Le joueur de calliope, protégé par une forêt de tuyaux de cuivre, se mit à taper Yellow Rose of Texas avec de plus en plus de fausses notes au fur et à mesure qu’apparaissaient des trous dans les sifflets à vapeur.
Sur le pont principal, le major Laroche et son régiment, ainsi que Pitt et Giordino, étaient accroupis à l’abri des balles de coton qui formaient un solide rempart protecteur. La zone découverte des chaudières, située derrière le grand escalier, fut la plus touchée. Deux des chauffeurs furent blessés tandis que des jets de vapeur brûlante s’échappaient des conduites transpercées. McGeen ôta son chapeau du manomètre. L’aiguille était toujours dans le rouge. Il poussa un profond soupir de soulagement. C’était un miracle que rien n’eût explosé. Les rivets des chaudières semblaient sur le point de lâcher et il s’empressa d’ouvrir les valves pour diminuer cette énorme pression en prévision de la collision toute proche.

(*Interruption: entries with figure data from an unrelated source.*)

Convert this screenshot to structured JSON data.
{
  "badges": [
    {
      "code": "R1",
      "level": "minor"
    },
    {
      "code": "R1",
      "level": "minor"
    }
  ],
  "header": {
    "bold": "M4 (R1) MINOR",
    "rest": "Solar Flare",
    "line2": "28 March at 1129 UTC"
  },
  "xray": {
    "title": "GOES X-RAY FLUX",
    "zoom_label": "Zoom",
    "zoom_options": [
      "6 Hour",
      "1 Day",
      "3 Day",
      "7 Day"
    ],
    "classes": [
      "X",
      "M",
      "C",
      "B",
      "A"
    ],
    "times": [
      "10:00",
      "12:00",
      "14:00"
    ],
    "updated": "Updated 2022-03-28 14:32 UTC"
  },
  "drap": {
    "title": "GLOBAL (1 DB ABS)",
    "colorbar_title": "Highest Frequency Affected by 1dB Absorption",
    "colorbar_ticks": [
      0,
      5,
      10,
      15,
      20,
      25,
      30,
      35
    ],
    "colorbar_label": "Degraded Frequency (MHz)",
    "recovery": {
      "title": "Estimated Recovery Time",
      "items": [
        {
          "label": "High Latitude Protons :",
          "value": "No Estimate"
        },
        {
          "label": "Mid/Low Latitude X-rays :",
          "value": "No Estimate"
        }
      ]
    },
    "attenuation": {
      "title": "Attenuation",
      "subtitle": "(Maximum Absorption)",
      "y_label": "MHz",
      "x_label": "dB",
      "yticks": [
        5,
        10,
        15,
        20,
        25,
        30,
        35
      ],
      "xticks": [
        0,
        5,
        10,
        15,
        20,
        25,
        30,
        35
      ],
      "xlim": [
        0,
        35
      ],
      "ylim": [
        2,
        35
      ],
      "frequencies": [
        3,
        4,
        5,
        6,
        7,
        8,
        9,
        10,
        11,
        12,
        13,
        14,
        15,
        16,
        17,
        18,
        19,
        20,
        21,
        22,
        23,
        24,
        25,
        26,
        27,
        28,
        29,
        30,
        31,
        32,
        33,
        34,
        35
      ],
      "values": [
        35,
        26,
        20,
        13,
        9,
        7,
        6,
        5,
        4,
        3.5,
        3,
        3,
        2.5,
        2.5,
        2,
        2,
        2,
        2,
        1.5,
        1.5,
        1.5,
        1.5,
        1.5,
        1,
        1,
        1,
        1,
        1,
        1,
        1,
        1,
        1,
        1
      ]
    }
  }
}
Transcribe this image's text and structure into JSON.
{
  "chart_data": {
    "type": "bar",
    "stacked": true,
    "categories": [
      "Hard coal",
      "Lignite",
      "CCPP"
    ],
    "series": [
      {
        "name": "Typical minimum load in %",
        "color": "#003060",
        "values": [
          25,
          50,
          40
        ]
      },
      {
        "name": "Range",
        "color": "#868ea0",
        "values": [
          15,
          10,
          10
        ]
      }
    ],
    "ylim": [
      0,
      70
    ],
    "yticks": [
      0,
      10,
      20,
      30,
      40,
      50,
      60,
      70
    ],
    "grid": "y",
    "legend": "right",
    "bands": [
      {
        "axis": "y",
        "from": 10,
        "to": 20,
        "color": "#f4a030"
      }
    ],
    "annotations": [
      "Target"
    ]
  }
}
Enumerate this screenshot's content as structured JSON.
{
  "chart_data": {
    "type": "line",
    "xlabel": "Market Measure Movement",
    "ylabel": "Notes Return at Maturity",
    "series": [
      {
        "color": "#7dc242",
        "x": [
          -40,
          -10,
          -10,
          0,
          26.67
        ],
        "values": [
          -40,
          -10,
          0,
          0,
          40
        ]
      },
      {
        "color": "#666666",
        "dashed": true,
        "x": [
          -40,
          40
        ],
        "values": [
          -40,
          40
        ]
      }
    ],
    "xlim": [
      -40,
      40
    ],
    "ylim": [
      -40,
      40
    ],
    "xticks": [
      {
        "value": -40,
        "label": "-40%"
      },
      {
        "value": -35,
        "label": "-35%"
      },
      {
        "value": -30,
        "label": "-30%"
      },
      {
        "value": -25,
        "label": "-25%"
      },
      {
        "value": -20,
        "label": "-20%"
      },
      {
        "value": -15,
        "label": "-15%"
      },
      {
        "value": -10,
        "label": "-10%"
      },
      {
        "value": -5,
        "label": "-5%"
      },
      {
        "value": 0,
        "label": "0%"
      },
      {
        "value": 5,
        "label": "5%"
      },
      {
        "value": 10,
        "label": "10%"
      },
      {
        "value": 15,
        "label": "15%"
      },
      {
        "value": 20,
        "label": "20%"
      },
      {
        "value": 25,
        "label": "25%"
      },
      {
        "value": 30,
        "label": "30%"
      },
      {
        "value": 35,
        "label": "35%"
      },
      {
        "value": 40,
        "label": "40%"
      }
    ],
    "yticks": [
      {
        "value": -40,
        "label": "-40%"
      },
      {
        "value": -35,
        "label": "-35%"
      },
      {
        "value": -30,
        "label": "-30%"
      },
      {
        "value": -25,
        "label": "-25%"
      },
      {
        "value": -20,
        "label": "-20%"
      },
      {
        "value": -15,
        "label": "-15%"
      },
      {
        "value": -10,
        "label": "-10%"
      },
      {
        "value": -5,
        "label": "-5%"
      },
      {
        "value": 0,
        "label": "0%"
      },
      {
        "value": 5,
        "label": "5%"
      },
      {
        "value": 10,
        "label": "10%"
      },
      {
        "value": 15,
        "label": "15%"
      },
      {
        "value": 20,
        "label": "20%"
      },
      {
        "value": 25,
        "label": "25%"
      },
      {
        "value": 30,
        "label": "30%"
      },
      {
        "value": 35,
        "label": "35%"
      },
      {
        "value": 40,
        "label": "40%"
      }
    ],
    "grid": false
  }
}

Les larges roues à aubes du Stonewall Jackson l’entraînaient encore à plus de 30 kilomètres à l’heure. S’il devait disparaître, il ne finirait pas comme les autres à pourrir dans quelque bayou oublié. Il était né dans la légende et mourrait dans la légende.
Ignorant les vagues qui fouettaient son étrave, le torrent de plomb qui martyrisait ses fragiles superstructures, il fonçait, courageux et fier.
Lee Tong, médusé, regardait approcher ce vapeur d’une autre époque. Il se tenait devant une écoutille ouverte et lâchait rafale après rafale en direction de l’assaillant dans l’espoir de toucher quelque partie vitale. Mais autant essayer d’arrêter un éléphant qui charge avec une carabine à air comprimé.
Il posa son Steyr-Mannlicher pour saisir ses jumelles, Il ne vit personne derrière les balles de coton. La cabine de pilotage, criblée de balles, paraissait elle-même abandonnée. La plaque portant en lettres d’or le nom du navire était toute tordue et il ne put en déchiffrer qu’une partie : Jackson.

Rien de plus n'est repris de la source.